Bis jetzt beschränke sich die Inventar-Blase nur auf Großraumflugzeuge, schaffe hier aber einen Käufermarkt. "Selbst wenn wir diese Flugzeuge am Ende gar nicht fliegen, können wir sie der Teile wegen kaufen", läutete Anderson die nächste Runde der Debatte ein.

Zehnjährige 777-200 als Spender von Ersatzteilen - ein Alptraumszenario in den Bilanzen der Leasingfirmen und auch für Boeing. Jeder Preisschock im Gebrauchtmarkt schlägt unweigerlich auf die Fabrikpreise durch. Aktien von Boeing waren nach Andersons Bemerkung letzten Monat um zeitweise vier Prozent eingebrochen.

"Die Restwerte der 777 halten sich im Markt sehr gut", reagierte Boeing-Chef Dennis Muilenburg im Oktober entsprechend gereizt auf das Störfeuer aus Atlanta. Die 777 sei ein "einzigartiges Flugzeug", das als 365-Sitzer zudem keinen unmittelbaren Wettbewerber habe.

Für Boeing kommt die Debatte zur Unzeit. Wegen schleppender Verkäufe wird die 777-Produktion voraussichtlich bald von 8,3 auf sieben Monatseinheiten korrigiert. Andersons neueste Äußerungen wollte man in Seattle am Freitag zunächst nicht kommentieren.

94 Prozent Wertverfall

Auch Leasingfirmen sind derzeit alles andere als gut auf Anderson zu sprechen. "Die von ihm genannten Preise existieren für normale, gut gewartete Flugzeuge im Markt schlichtweg nicht", beruhigte John Plueger, Vorstandschef der Air Lease Corporation, diesen Monat verunsicherte Investoren.
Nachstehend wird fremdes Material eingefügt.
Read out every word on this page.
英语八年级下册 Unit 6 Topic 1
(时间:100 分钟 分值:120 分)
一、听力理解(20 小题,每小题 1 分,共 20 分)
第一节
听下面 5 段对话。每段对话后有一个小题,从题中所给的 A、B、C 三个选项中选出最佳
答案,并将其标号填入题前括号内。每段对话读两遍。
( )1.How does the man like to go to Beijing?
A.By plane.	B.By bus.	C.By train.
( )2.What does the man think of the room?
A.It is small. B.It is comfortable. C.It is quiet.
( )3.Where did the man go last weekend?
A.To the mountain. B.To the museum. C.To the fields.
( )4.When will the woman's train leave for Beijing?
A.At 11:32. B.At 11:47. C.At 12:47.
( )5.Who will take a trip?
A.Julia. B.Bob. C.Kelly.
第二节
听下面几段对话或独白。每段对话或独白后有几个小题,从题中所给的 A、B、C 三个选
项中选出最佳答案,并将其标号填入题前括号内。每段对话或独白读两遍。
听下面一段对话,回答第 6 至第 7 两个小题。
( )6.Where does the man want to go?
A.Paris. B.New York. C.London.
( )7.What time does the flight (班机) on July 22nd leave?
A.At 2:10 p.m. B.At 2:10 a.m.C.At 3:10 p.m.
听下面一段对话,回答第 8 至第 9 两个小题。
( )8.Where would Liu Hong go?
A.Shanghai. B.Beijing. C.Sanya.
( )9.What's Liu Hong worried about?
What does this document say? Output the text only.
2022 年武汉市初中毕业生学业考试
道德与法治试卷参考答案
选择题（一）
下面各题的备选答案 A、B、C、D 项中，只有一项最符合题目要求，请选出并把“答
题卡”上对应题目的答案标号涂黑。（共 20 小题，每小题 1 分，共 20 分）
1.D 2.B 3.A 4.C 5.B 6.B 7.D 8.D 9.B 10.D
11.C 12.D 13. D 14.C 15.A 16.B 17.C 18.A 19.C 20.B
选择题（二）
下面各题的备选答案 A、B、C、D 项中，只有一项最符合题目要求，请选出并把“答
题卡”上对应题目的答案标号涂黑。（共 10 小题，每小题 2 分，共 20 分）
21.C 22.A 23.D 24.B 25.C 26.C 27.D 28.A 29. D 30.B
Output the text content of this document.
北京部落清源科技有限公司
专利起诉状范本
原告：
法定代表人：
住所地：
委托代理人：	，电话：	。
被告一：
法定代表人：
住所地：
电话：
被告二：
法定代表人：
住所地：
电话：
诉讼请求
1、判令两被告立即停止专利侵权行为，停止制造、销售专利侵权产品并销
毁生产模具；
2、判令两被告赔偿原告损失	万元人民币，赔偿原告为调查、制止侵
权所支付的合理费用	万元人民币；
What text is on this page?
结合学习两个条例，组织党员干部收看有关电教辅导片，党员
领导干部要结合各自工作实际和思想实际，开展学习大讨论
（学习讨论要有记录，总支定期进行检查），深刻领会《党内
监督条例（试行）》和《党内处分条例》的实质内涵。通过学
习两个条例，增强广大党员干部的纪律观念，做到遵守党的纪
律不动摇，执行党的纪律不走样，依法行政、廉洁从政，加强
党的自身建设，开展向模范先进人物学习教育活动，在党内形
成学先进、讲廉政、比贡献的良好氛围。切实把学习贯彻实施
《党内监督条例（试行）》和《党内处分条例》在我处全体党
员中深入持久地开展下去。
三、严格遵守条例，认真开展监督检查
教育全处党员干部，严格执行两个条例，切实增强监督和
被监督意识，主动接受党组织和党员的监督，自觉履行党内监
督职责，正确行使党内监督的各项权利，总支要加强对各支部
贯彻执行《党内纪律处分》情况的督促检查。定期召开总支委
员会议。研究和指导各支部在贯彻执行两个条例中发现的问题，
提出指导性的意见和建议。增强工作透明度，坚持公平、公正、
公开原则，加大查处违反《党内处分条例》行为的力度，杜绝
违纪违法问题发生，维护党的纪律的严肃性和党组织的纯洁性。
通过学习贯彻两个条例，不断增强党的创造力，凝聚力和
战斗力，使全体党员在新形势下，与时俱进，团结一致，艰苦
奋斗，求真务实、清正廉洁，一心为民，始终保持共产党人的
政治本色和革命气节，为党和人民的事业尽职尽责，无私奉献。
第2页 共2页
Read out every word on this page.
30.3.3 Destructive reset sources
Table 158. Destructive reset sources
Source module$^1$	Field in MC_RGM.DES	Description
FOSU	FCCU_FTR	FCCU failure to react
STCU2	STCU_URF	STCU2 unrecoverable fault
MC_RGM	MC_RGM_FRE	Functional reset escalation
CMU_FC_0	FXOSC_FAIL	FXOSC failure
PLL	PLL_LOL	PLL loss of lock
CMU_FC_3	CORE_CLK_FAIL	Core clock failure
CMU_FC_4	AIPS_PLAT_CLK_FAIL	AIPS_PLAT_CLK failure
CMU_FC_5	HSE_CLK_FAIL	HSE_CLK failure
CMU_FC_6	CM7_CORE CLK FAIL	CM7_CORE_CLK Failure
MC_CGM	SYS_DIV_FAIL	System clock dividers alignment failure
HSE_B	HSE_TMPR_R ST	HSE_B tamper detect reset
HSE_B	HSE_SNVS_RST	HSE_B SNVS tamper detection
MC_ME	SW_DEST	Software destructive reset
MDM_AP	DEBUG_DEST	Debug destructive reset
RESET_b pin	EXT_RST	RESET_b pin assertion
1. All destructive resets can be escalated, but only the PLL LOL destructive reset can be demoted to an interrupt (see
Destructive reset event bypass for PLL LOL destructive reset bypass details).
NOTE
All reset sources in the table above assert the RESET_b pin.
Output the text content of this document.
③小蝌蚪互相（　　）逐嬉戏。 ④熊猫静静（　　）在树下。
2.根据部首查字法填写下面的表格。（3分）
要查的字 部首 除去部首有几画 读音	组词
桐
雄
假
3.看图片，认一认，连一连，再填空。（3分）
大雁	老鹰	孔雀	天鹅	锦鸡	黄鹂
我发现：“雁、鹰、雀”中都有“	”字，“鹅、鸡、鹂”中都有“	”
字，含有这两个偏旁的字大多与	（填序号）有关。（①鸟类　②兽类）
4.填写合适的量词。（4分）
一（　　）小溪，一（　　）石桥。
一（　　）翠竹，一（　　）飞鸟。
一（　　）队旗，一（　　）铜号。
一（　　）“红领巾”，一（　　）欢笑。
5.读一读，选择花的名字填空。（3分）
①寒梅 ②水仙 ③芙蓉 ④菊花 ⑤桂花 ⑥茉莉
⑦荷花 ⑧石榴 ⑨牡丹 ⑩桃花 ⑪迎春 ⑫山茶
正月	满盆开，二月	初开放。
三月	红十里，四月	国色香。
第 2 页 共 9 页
Immerhin geht es um Flugzeuge, für die Airlines und Flottenfinanzierer 2005 noch rund 170 Millionen US-Dollar pro Exemplar an Boeing überwiesen hatten. Den von Delta postulierten Wertverlust von 94 Prozent in nur zehn Jahren hatte niemand auch nur ansatzweise einkalkuliert oder kommen sehen.

Eine derart massive Wertkorrektur im Gebrauchtmarkt wäre dabei nicht nur für 777-Besitzer bitter. Mittlerweile mehren sich Stimmen, die ganz generell die Nachhaltigkeit der immer höheren Produktionszahlen bei Boeing und auch Airbus in Frage stellen.

Lieferte Boeing 2005 noch 290 Flugzeuge aus, verließen 2014 mit 723 Einheiten mehr als doppelt soviele Maschinen die Werke. Airbus ging mit 378 Auslieferungen aus dem Jahr 2005 und brachte 2014 629 Flugzeuge zu seinen Kunden - ein neuer Rekordwert.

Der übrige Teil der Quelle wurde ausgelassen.